Now, consider the piecewise-defined function
$$\begin{cases}f(x)&\text{if }x<a\\g(x)&\text{if }a\leq x\end{cases}$$
Since $x \geq a$ and $x - a \geq 0$ are the same thing, and $\neg(x < a)$ and $x \geq a$ are the same thing, we can use the properties of Iverson brackets to yield the equivalent function
$$\begin{align*}f(x)[x-a<0]+g(x)[x-a\geq 0]&=f(x)(1-[x-a\geq 0])+g(x)[x-a\geq 0]\\&=f(x)+(g(x)-f(x))[x-a\geq 0]\end{align*}$$
For a more complicated construction, consider the piecewise function
$$\begin{cases}f(x)&\text{if }x<a\\g(x)&\text{if }a\leq x < b\\h(x)&\text{if }b\leq x\end{cases}$$
This can be expressed in Iverson form as
$$f(x)[x<a]+g(x)[a\leq x][x < b]+h(x)[b\leq x]$$
(where we used $[p\text{ and }q]=[p][q]$), or
$$f(x)(1-[x-a\geq 0])+g(x)[x-a\geq 0](1-[x-b\geq 0])+h(x)[x-b\geq 0]$$
which can be simplified like so:
$$f(x)+(g(x)-f(x))[x-a\geq 0]-g(x)[x-a\geq 0][x-b\geq 0]+h(x)[x-b\geq 0]$$
and since $[x-a\geq 0][x-b\geq 0]=[x-b\geq 0]$ for $a \leq b$, we finally have the expression
$$f(x)+(g(x)-f(x))[x-a\geq 0]+(h(x)-g(x))[x-b\geq 0]$$
The extension to more than three pieces is straightforward.
We can apply all this to the function
$$f(x)=\begin{cases}7&\text{if }|x|\geq 10\\x^2&\text{if }|x|<10\end{cases}$$
which can also be expressed as
$$\begin{cases}7&\text{if }x\leq -10\\x^2&\text{if }-10 < x < 10\\7&\text{if }10\leq x\end{cases}$$
Applying the results of the previous section (for now being sloppy with the values at the points of discontinuity), we have
$$f(x)=7+(x^2-7)[x+10\geq 0]+(7-x^2)[x-10\geq 0]$$
(If you are really careful with putting in the Iverson brackets, and carefully pay attention to values at the joining points, the expression required is actually $x^2+(7-x^2)([x-10\geq 0]+[-x-10\geq 0])$, whose derivation I leave as an exercise (a matter of choosing whether to use $[x\geq 0]$ or $[x > 0]=1-[-x \geq 0]$). The sloppiness does not matter so much if the "pieces" mutually agree at the breakpoints, however.)
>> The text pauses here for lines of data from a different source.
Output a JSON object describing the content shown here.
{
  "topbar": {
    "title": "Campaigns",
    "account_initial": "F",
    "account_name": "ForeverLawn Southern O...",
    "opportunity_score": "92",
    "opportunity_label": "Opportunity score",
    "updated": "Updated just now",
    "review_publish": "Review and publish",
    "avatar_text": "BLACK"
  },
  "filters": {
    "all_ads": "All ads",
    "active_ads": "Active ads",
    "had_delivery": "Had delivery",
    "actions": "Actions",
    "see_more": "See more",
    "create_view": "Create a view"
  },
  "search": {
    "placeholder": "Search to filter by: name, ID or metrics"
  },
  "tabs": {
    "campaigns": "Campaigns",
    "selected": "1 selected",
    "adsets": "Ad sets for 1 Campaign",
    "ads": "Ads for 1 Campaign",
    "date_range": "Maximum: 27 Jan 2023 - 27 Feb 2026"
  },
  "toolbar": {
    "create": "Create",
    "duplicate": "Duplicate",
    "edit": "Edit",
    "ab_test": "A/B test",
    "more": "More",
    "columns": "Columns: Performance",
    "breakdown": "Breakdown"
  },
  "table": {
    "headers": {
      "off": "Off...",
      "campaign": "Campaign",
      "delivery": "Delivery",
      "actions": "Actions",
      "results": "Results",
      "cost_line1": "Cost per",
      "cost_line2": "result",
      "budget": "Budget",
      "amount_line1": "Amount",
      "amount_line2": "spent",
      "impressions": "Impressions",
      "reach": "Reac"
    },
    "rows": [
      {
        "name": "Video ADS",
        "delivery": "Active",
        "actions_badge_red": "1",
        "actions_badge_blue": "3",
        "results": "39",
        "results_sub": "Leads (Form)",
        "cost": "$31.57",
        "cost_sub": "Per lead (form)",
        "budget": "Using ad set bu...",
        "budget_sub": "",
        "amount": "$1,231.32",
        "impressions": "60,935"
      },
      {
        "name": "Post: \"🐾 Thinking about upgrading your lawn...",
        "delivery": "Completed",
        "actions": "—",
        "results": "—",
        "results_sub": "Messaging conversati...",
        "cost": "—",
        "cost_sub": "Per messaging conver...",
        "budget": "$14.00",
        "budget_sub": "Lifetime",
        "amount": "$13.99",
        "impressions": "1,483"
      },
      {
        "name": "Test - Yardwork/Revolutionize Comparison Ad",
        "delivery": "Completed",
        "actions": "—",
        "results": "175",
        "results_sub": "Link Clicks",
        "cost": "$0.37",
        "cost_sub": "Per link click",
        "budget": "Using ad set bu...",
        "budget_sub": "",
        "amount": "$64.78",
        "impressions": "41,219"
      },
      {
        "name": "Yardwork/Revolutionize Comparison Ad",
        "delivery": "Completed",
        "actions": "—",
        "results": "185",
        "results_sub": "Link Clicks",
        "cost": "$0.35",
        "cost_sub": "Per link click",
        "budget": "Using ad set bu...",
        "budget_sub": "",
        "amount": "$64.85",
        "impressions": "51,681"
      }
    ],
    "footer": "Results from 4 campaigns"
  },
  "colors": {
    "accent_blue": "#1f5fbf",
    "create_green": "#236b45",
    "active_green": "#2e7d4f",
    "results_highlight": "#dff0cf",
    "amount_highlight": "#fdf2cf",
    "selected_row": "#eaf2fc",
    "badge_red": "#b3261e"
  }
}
If you're working in an environment like C/++ where Iverson brackets are implicitly supported (TRUE is 1 and FALSE is 0), then you should be content and happy with Iverson bracket expressions. If not, the unit step function implicit in the previous expression can be "replaced" (ignoring for the moment the case when $x=0$) like so:
$$[x\geq 0]=\frac{x+|x|}{2x}$$
Sometimes, the problem at the points of discontinuity resolves itself after simplification of the expression, post-substitution. Sometimes, it doesn't. Therefore, when replacing your Iverson brackets/unit step functions (or even in the construction proper), you always must be careful to check that your function behaves as it's supposed to behave at the joining points.
Solution 2:
Yes, this is called a piecewise function. You can define the function in your question as: $$y=f(x)=\begin{cases} 7\text{ if }|x|\geq 10\\ x^2\text{ if }|x|<10\end{cases}$$
Solution 3:
There is a widespread superstition (but not among mathematicians!) that "piecewise functions" are not "real" functions. They are indeed functions, and indispensable with. They come up naturally in many applications, from physics to probability theory to computer graphics (look in Wikipedia under splines).